Pedestrian Struck!

As a volunteer EMT and trainee paramedic, this SRxA Word on Health blogger has seen, all too frequently, the tragic consequences of pedestrian trauma.

These are never good calls. Regardless of the cause or the circumstances, in the battle of man-versus-metal, it’s rarely the car that suffers.  In such circumstances, we do everything we can, and like to think that our interventions play a critical role in the survival of such patients.

However, new research from Johns Hopkins suggests that the victims’ race and economic factors are also crucial determinants of outcome.  According to a study just published in Surgery, even if the injuries sustained are similar, uninsured, minority pedestrians hit by cars are at a significantly higher risk of death than their insured white counterparts.

The death rate disparity is compounded by the fact that minority pedestrians are far more likely than white pedestrians to be struck by motor vehicles.

It’s a double whammy,” says Adil H. Haider, M.D., M.P.H., an assistant professor of surgery at the Johns Hopkins University School of Medicine and the study’s senior author. “Minorities are much more likely to get injured by this mechanism and much more likely to die by this mechanism.”

Researchers reviewed National Trauma Data Bank information on 26,404 patients hit by vehicles between 2002 and 2006. African-American patients had a 22% greater risk of death and Hispanic patients a 33% greater risk of death than white patients involved in similar crashes. Meanwhile, the researchers said, uninsured patients had a 77% greater risk of death than those who were insured.

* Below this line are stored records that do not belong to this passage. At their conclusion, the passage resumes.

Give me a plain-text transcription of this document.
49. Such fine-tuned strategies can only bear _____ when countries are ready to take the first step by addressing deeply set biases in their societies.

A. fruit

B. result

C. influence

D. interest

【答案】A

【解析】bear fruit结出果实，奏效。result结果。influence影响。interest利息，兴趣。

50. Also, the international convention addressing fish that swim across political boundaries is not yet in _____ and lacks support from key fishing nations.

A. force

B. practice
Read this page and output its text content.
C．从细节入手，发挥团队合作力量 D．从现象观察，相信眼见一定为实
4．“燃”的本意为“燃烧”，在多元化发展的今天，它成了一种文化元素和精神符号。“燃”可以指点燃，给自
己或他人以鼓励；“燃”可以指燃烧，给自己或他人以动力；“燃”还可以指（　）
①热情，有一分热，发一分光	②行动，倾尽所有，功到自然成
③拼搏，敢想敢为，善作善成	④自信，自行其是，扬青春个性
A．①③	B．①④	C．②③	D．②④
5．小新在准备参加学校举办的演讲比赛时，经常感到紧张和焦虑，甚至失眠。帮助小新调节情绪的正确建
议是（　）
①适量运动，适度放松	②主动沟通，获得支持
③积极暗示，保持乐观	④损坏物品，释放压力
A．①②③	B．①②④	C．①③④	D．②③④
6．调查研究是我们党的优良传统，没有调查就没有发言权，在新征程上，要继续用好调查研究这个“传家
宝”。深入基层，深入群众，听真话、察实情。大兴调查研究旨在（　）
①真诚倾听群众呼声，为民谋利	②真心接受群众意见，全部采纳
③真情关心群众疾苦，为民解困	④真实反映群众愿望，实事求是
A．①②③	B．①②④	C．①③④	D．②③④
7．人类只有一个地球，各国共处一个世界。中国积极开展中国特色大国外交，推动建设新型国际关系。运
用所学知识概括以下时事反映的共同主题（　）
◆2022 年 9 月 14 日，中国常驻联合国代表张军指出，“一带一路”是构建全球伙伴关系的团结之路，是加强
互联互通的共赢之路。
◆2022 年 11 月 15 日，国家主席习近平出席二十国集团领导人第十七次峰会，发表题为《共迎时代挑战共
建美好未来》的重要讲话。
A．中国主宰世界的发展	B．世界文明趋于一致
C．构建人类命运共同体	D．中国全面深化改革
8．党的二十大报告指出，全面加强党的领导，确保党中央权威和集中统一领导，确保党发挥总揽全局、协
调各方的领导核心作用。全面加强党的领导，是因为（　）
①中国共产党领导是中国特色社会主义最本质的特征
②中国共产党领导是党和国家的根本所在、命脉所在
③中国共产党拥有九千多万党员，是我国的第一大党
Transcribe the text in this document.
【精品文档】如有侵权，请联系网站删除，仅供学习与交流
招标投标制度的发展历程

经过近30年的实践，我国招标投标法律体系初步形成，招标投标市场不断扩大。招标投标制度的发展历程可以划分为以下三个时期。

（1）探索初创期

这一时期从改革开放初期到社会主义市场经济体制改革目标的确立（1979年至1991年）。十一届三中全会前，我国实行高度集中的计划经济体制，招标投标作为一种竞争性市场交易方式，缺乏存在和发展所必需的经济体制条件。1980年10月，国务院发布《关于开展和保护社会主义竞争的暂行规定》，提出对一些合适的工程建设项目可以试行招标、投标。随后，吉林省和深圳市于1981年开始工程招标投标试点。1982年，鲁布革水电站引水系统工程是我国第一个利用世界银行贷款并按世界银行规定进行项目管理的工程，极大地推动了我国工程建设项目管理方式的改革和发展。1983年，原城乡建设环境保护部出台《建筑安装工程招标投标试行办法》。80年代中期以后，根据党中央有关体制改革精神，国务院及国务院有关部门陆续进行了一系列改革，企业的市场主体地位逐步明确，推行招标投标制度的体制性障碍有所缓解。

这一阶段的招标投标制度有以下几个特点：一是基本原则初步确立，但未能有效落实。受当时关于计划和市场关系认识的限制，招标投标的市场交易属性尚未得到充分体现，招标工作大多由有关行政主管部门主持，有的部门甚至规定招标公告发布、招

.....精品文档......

Do we treat minorities and the uninsured differently? I don’t think so, but we’ve got to ask the question,” added Haider.

A greater prevalence of, or lack of treatment for, co-morbidities, such as obesity, diabetes or hypertension, could be factors that raise the risk of death among injured minority or uninsured crash victims.

Since the underlying causes of the disparities can’t be easily answered, Haider says, policy makers need to focus in the short term on better pedestrian injury-prevention programs, particularly in the inner city, where many of these deadly crashes occur.

Here at Word on Health, we say “Be Careful.”   Much as we love our readers, let’s not meet on an ambulance.